Here is a sample of Ashcroft’s writing, in which she tells about Rod MacKinnon’s determination of the structure of a potassium channel. Russ and I discuss MacKinnon’s work in Chapter 9 (Electricity and Magnetism at the Cellular Level) of IPMB.
“A slight figure with an elfin face, MacKinnon is one of the most talented scientists I know. He was determined to solve the problem of how channels worked and he appreciated much earlier than others that the only way to do so was to look at the channel structure directly, atom by atom. This was not a project for the faint-hearted, for nobody had ever done it before, no one really knew how to do it and most people did not even believe it could be done in the near future. The technical challenges were almost insurmountable and at that time he was not even a crystallographer. But MacKinnon is not only a brilliant scientist; he is also fearless, highly focused and extraordinarily hard-working (he is famed for working around the clock, snatching just a few hours’ sleep between experiments). Undeterred by the difficulties, he simultaneously switched both his scientific field and his job, resigning his post at Harvard and moving to Rockefeller University because he felt the environment there was better. Some people in the field wondered if he was losing his mind. In retrospect, it was a wise decision.
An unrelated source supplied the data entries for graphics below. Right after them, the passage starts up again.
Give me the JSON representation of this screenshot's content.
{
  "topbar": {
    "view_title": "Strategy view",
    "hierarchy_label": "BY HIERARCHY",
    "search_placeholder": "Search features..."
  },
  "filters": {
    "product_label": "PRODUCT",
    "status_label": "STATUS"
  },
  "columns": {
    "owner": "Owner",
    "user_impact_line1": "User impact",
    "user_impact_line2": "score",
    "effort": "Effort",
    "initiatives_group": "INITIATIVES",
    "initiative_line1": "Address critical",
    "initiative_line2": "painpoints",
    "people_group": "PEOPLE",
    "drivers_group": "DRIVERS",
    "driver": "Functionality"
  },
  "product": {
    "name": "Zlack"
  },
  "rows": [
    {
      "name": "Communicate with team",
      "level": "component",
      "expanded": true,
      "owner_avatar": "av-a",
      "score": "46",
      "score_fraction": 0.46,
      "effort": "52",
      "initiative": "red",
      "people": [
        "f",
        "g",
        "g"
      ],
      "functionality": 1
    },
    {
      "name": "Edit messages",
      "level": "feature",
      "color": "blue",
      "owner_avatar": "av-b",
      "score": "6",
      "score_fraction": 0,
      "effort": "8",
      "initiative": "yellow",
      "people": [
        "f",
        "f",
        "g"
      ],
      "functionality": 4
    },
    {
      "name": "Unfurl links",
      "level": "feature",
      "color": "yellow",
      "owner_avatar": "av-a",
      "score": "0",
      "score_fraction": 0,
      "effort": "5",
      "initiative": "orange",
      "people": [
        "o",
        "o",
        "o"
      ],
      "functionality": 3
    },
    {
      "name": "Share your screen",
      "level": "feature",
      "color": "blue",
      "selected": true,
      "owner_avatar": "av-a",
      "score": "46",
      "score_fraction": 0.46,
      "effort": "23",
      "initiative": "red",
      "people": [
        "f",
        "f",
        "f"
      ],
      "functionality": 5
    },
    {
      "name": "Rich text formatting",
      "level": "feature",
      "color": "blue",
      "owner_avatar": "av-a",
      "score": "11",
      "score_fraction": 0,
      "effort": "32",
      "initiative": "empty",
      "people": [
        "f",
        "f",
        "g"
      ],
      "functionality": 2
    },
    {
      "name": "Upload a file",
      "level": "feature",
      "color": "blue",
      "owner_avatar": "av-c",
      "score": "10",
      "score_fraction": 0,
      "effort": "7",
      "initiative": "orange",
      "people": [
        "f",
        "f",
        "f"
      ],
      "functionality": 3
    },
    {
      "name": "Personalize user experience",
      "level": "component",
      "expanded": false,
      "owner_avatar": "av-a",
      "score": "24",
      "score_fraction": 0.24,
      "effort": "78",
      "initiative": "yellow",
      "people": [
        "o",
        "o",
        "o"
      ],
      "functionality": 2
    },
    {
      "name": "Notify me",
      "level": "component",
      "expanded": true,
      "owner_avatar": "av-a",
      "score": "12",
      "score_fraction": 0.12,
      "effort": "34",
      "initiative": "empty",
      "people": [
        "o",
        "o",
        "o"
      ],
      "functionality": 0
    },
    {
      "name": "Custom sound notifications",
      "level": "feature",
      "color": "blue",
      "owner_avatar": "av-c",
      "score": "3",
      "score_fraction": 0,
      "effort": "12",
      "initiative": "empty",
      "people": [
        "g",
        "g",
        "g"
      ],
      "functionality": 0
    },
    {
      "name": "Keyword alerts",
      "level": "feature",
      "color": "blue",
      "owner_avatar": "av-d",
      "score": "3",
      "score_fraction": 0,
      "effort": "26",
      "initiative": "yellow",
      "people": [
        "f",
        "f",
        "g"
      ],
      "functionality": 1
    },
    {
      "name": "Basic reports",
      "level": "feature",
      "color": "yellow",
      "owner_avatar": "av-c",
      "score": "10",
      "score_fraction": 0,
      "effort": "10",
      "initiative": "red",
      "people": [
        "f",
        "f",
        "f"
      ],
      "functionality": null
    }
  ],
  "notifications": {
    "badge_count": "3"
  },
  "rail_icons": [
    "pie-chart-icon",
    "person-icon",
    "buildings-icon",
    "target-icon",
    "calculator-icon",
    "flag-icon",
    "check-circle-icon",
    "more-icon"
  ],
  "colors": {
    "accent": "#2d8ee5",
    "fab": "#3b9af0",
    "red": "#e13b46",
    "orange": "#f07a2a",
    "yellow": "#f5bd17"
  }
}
A mere two years later, MacKinnon received a standing ovation—an unprecedented event at a scientific meeting—when he revealed the first structure of a potassium channel. And ion channels went to Stockholm all over again.”
Ashcroft is particularly good at telling the human interest stories behind the discoveries described in the book. There were several interesting tales about neurotoxins; not only the well-known tetrodotoxin, but also others such as saxitoxin, aconite, batrachotoxin, and grayanotoxin. The myotonic goats, who because of an ion channel disease fall over stiff whenever startled, are amazing. Von Humboldt’s description of natives using horses to capture electric eels is incredible. The debate in Parliament about August Waller’s demonstration of the electrocardiogram, using his dog Jimmie as the subject, was funny. If, like me, you enjoy such stories, read The Spark of Life.

I will end with Ashcroft’s description of how Hodgkin and Huxley developed their mathematical model of the action potential in the squid giant axon, a topic covered in detail in Chapter 6 of IPMB.
“Having measured the amplitude and time course of the sodium and potassium currents, Hodgkin and Huxley needed to show that they were sufficient to generate the nerve impulse. They decided to do so by theoretically calculating the expected time course of the action potential, surmising that if it were possible to mathematically simulate the nerve impulse it was a fair bet that only the currents they had recorded were involved. Huxley had to solve the complex mathematical equations involved using a hand-cranked calculator because the Cambridge University computer was ‘off the air’ for six months. Strange as it now seems, the university had only one computer at that time (indeed it was the first electronic one Cambridge had). It took Huxley about three weeks to compute an action potential: times have moved on—it takes my current computer just a few seconds to run the same simulation. What is perhaps equally remarkable is that we often still use the equations Hodgkin and Huxley formulated to describe the nerve impulse.

Three years after finishing their experiments, in 1952, Hodgkin and Huxley published their studies in a landmark series of five papers that transformed forever our ideas about how nerves work. The long time between completing their experiments and publication seems extraordinary to present-day scientists, who would be terrified of being scooped by their rivals. Not so in the 1950s—Huxley told me, ‘It never even entered my head.’ In 1963, Hodgkin and Huxley were awarded the Nobel Prize. Deservedly so, for they got such beautiful results and analysed them so precisely that they revolutionized the field and provided the foundations for modern neuroscience.”
For more about the Spark of life, see here, here, here, and here. Listen to and watch Ashcroft being interviewed by Denis Noble here, and giving the Croonian Lecture here.

1 comment:

  1. Percy Shelley put it rather well when he stated that "man is no more than electrified clay". Ashcroft is full of entertaining stories,.. as is Dennis Noble!